Cuando alcanzamos el clímax, no hubo gemidos ni jadeos. Hubo un suspiro compartido, un temblor suave, una lágrima que se deslizó por su mejilla y que yo limpié con los labios.
Después, simplemente nos quedamos abrazados. Yo la cubrí con mi cuerpo, y ella con el suyo me cubrió el alma.
Estuve tentado a contarle entonces lo que su padre me había dicho. A revelarle esa última conversación que sellaba lo que éramos. Pero la sentí todavía frágil, apenas sostenida por ese hilo que habíamos tejido esa noche. No quise cargarla con más peso. Decidí esperar.
Puse el despertador a las cinco de la mañana, para que pudiera regresar a su habitación antes de que su madre despertara. Esa madrugada no dormimos mucho, pero dormimos juntos. Y eso bastaba.
Al día siguiente, volamos de regreso a Lima. Llevábamos muchas cosas en el equipaje, pero sobre todo, llevábamos un lazo más fuerte.

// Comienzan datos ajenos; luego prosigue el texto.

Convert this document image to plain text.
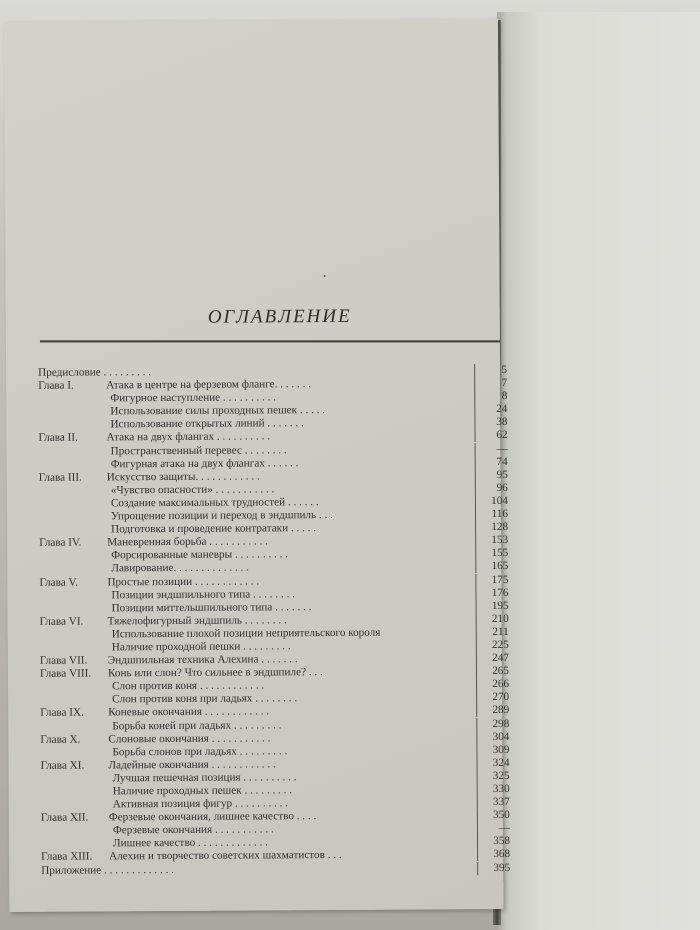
ОГЛАВЛЕНИЕ
Предисловие . . . . . . . . .	5
Глава I.	Атака в центре на ферзевом фланге. . . . . . .	7
Фигурное наступление . . . . . . . . . .	8
Использование силы проходных пешек . . . . .	24
Использование открытых линий . . . . . . .	38
Глава II.	Атака на двух флангах . . . . . . . . . .	62
Пространственный перевес . . . . . . . .	—
Фигурная атака на двух флангах . . . . . .	74
Глава III. Искусство защиты. . . . . . . . . . . .	95
«Чувство опасности» . . . . . . . . . . .	96
Создание максимальных трудностей . . . . . .	104
Упрощение позиции и переход в эндшпиль . . .	116
Подготовка и проведение контратаки . . . . .	128
Глава IV. Маневренная борьба . . . . . . . . . . .	153
Форсированные маневры . . . . . . . . . .	155
Лавирование. . . . . . . . . . . . . .	165
Глава V.	Простые позиции . . . . . . . . . . . .	175
Позиции эндшпильного типа . . . . . . . .	176
Позиции миттельшпильного типа . . . . . . .	195
Глава VI. Тяжелофигурный эндшпиль . . . . . . . .	210
Использование плохой позиции неприятельского короля	211
Наличие проходной пешки . . . . . . . . .	225
Глава VII. Эндшпильная техника Алехина . . . . . . .	247
Глава VIII. Конь или слон? Что сильнее в эндшпиле? . . .	265
Слон против коня . . . . . . . . . . . .	266
Слон против коня при ладьях . . . . . . . .	270
Глава IX. Коневые окончания . . . . . . . . . . . .	289
Борьба коней при ладьях . . . . . . . . .	298
Глава X. Слоновые окончания . . . . . . . . . . .	304
Борьба слонов при ладьях . . . . . . . . .	309
Глава XI. Ладейные окончания . . . . . . . . . . . .	324
Лучшая пешечная позиция . . . . . . . . . .	325
Наличие проходных пешек . . . . . . . . .	330
Активная позиция фигур . . . . . . . . . .	337
Глава XII. Ферзевые окончания, лишнее качество . . . .	350
Ферзевые окончания . . . . . . . . . . .	—
Лишнее качество . . . . . . . . . . . . .	358
Глава XIII. Алехин и творчество советских шахматистов . . .	368
Приложение . . . . . . . . . . . . .	395
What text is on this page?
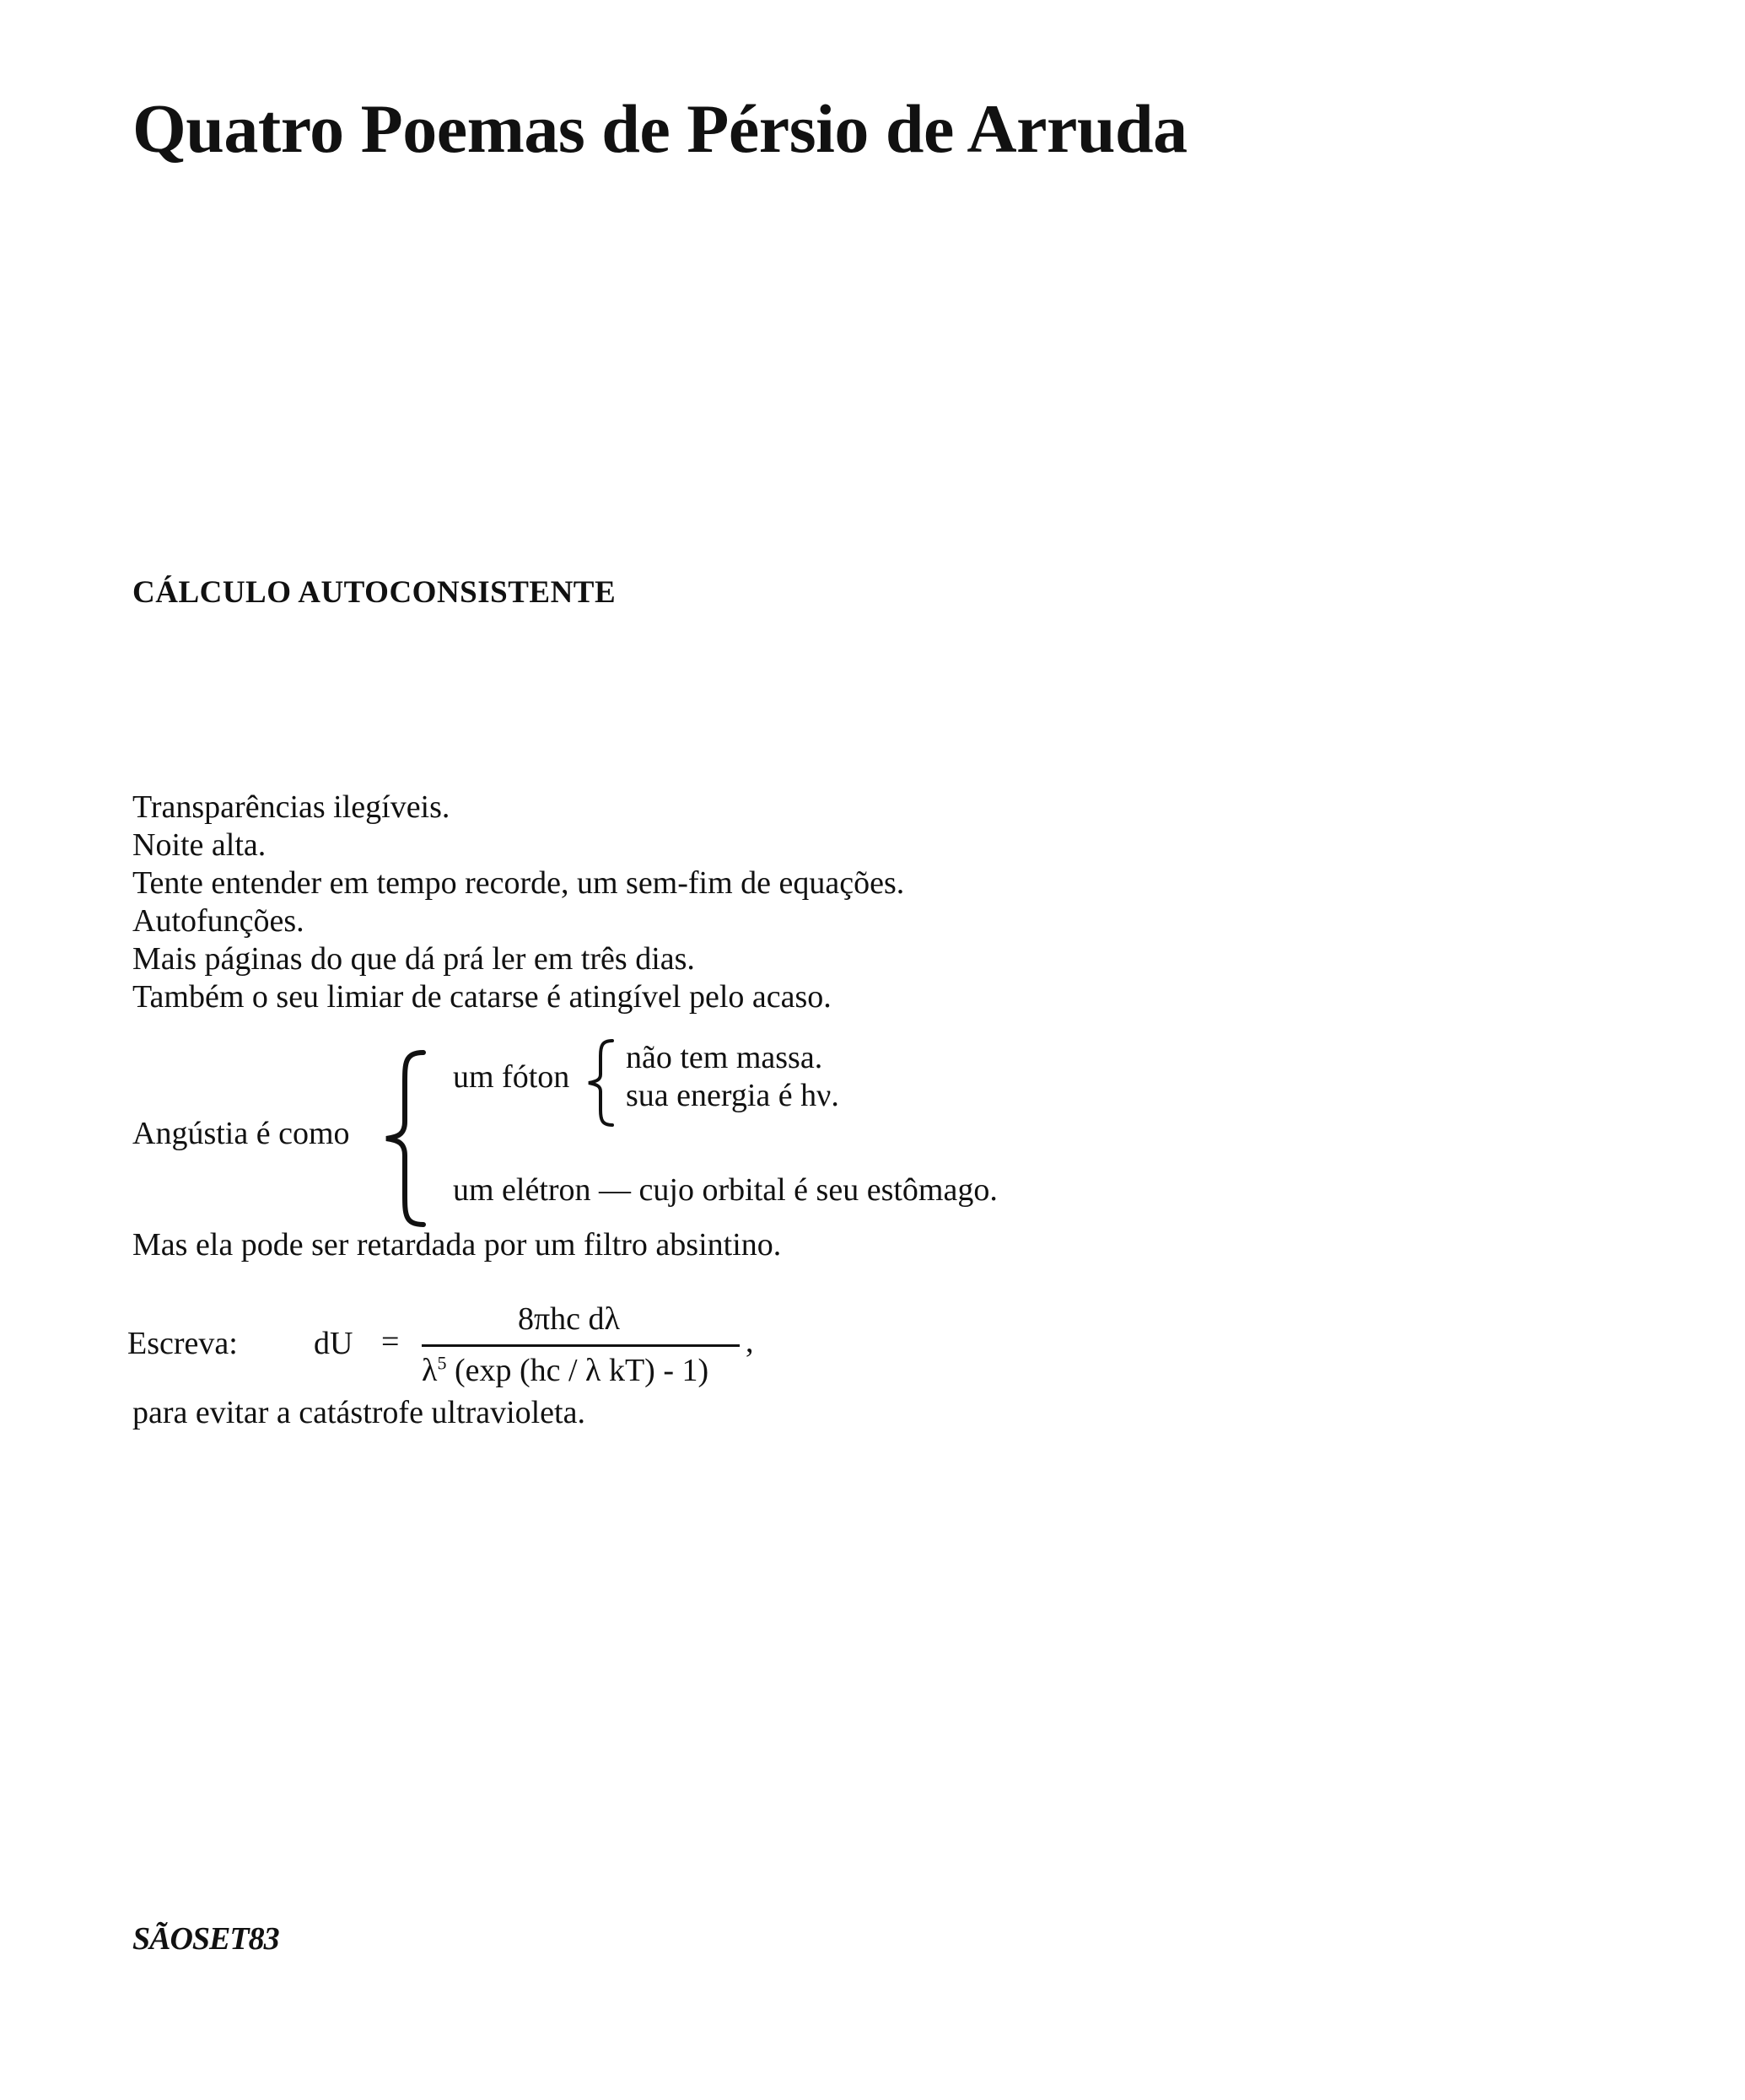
Quatro Poemas de Pérsio de Arruda
CÁLCULO AUTOCONSISTENTE
Transparências ilegíveis.
Noite alta.
Tente entender em tempo recorde, um sem-fim de equações.
Autofunções.
Mais páginas do que dá prá ler em três dias.
Também o seu limiar de catarse é atingível pelo acaso.
Angústia é como
um fóton
não tem massa.
sua energia é hν.
um elétron — cujo orbital é seu estômago.
Mas ela pode ser retardada por um filtro absintino.
Escreva: dU =
8πhc dλ
$\lambda^5$ (exp (hc / λ kT) - 1)
,
para evitar a catástrofe ultravioleta.
SÃOSET83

Cuando finalmente regresamos a Lima, lo hicimos tomados de la mano. Angie aún lloraba en silencio, cada cierto tiempo. En el avión, con los ojos húmedos, me dijo:
—Primix… creo que me voy a llevar a mi mamá a Lima. No quiero que se quede sola en Arequipa. Mi hermano vive con su familia, en otra casa, y es pequeña. No sé si podrá estar pendiente de ella como se merece.
—Si tú crees que es lo mejor, yo te apoyo.
—¿No te parece una locura?
—¿Hablaste con ella?
—No aún. Quiero que se tranquilice un poco primero… luego se lo voy a plantear.
Cuando aterrizamos, mientras esperábamos el taxi que nos llevaría a casa de mi madre —donde había dejado mi camioneta— Angie me tomó de la mano otra vez y me dijo:
—Primix… si mi mamá acepta quedarse conmigo… ya no vamos a poder usar el departamento para estar juntos.
—Amor —le dije acariciándole la mejilla—, eso es lo de menos. Si tu mamá va a estar mejor, si tú vas a estar más tranquila, si tu niña va a tener a su abuela con ella… eso es lo que importa. Nosotros sabremos cómo acomodarnos. Empezaremos a ir más a hoteles. Lo importante es que tú estés bien.
Me miró con ternura, con una mezcla de amor, agotamiento y gratitud. Y entonces dijo en voz baja, con una sonrisa triste:
—Gracias, Primix. ¿Por qué serás así conmigo? ¿Por qué siempre me entiendes? ¿Por qué me apoyas tanto?
—¿Será porque te amo? —le dije—. ¿Será porque eres demasiado importante para mí?
Ella cerró los ojos por un segundo. Me besó la mano. Y así, en medio del dolor, volvió a nacer la certeza de ese amor que sostenía todo: nuestras ausencias, nuestras pérdidas, nuestras mentiras, y nuestras verdades más profundas.